Some of the best business decisions – if not all – are made, to some extent, by committee. Meetings are an ineluctable part of business language, culture, and development, being the primary catalysts by which ideas are generated, changes made, plans confirmed, and news broken. But running a good meeting is as much an art as it is a science.
A 2021 survey found that workers were wasting an average of five days a year in ‘pointless’ meetings, a statistic shored up by office sentiment across the country. What can you do, then, to plan a successful meeting?
Create an Agenda
In order for any meeting to even have a chance of success, there needs to be a formal agenda for said meeting. How many meetings have you personally been a part of that could have just as easily been an email? Setting an agenda for your meeting guarantees it both form and substance; with pre-set topics and a clear set of goals for your meeting, you can ensure that something valuable will come of it.
Strictly speaking, an agenda is simply a formalised structure for a given meeting, from acknowledgments at the start to pre-defined topics and conversation and opportunities for interjection or remarks. In principle, though, it is more than this. An agenda is an opportunity for you to recognise and utilise the talents of everyone in the room, as well as to convey necessary information.
Manage Logistics
Meetings come in many different shapes and sizes, from smaller-scale departmental catch-ups to larger events with international visitors. Whatever form your meeting takes, taking personal control over (and accountability for) any logistics relating to the meeting should be a given.

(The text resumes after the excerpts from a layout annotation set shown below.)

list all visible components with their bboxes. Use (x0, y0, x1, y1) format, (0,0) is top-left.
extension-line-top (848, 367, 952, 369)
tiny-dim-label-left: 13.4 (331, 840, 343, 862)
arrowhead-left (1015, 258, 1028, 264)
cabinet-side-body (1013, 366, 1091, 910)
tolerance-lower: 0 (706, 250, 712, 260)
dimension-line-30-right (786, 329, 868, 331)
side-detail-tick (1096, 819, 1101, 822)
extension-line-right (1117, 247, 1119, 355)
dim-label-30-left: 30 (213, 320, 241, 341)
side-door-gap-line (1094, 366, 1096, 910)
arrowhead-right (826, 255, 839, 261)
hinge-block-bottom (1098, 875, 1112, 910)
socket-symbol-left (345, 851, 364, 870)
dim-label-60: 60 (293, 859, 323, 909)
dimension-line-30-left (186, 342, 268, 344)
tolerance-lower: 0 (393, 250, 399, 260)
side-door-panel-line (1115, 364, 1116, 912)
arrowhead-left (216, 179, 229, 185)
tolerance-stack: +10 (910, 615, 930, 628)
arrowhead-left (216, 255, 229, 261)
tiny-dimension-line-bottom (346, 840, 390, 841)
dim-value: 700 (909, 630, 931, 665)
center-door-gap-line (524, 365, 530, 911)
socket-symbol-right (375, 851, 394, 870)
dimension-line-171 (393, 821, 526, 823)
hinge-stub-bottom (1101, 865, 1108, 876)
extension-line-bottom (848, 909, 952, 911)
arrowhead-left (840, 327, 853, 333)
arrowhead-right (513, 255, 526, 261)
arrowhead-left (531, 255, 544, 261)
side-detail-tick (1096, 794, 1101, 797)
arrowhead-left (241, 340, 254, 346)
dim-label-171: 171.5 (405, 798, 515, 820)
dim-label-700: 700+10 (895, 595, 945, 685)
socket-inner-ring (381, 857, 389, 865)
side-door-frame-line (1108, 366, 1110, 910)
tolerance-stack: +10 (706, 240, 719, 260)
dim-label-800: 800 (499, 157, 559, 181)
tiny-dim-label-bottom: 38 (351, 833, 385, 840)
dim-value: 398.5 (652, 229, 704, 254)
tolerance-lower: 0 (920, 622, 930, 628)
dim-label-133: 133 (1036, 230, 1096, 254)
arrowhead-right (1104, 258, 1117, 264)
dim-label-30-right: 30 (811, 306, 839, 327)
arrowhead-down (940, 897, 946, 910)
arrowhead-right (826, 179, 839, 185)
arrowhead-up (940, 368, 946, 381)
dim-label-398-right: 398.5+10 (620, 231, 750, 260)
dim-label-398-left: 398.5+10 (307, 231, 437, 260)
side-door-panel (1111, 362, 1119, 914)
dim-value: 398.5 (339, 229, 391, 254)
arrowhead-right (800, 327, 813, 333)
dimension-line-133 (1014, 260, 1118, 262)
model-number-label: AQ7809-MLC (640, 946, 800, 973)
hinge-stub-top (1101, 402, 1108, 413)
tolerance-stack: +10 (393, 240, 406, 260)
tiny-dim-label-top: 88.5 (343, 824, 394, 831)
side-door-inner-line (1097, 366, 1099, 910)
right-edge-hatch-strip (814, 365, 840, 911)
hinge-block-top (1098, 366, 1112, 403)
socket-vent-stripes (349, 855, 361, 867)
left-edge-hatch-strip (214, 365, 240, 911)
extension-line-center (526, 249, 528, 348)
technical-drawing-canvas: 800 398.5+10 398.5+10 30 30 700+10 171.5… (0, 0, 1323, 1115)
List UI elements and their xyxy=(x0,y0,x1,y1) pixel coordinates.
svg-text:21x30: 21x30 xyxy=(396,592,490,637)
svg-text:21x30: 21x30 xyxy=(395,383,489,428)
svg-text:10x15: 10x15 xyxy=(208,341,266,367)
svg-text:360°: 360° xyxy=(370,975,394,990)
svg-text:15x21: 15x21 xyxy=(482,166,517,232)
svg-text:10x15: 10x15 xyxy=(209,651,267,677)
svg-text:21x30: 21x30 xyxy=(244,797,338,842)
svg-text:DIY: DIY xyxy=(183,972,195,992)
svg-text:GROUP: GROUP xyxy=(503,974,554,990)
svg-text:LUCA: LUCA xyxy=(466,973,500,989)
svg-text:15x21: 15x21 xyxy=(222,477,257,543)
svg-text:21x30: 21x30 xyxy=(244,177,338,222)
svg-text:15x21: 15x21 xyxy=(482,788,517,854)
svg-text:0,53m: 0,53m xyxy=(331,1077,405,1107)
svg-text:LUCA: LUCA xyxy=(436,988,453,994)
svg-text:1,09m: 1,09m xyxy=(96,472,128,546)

As the host or chair of the meeting, you should be directly responsible for ensuring the time of your meeting’s participants is properly blocked out in your work system. Where international presence is a necessity, you should be arranging travel and board; a private jet hire may be justifiable where important time-sensitive matters are concerned, to get your visitors in at short notice and in relative comfort to boot.
Control and Courtesy
Another key way in which business meetings can derail themselves is through the conduct of those present. This isn’t to say that meetings need a teacher-like presence to ‘control the classroom’, so to speak, but rather that even meetings with agendas can run over time or off-topic without a hand on the tiller.
To this end, your role as the organiser of this meeting should be to keep everyone up-to-date and on task, thus minimising opportunities for the meeting to steer off-course. This demonstrates respect for everyone’s time, and ensures the right subjects receive prominent attention. Altogether, these little tips can make a major success of your next meeting arrangement.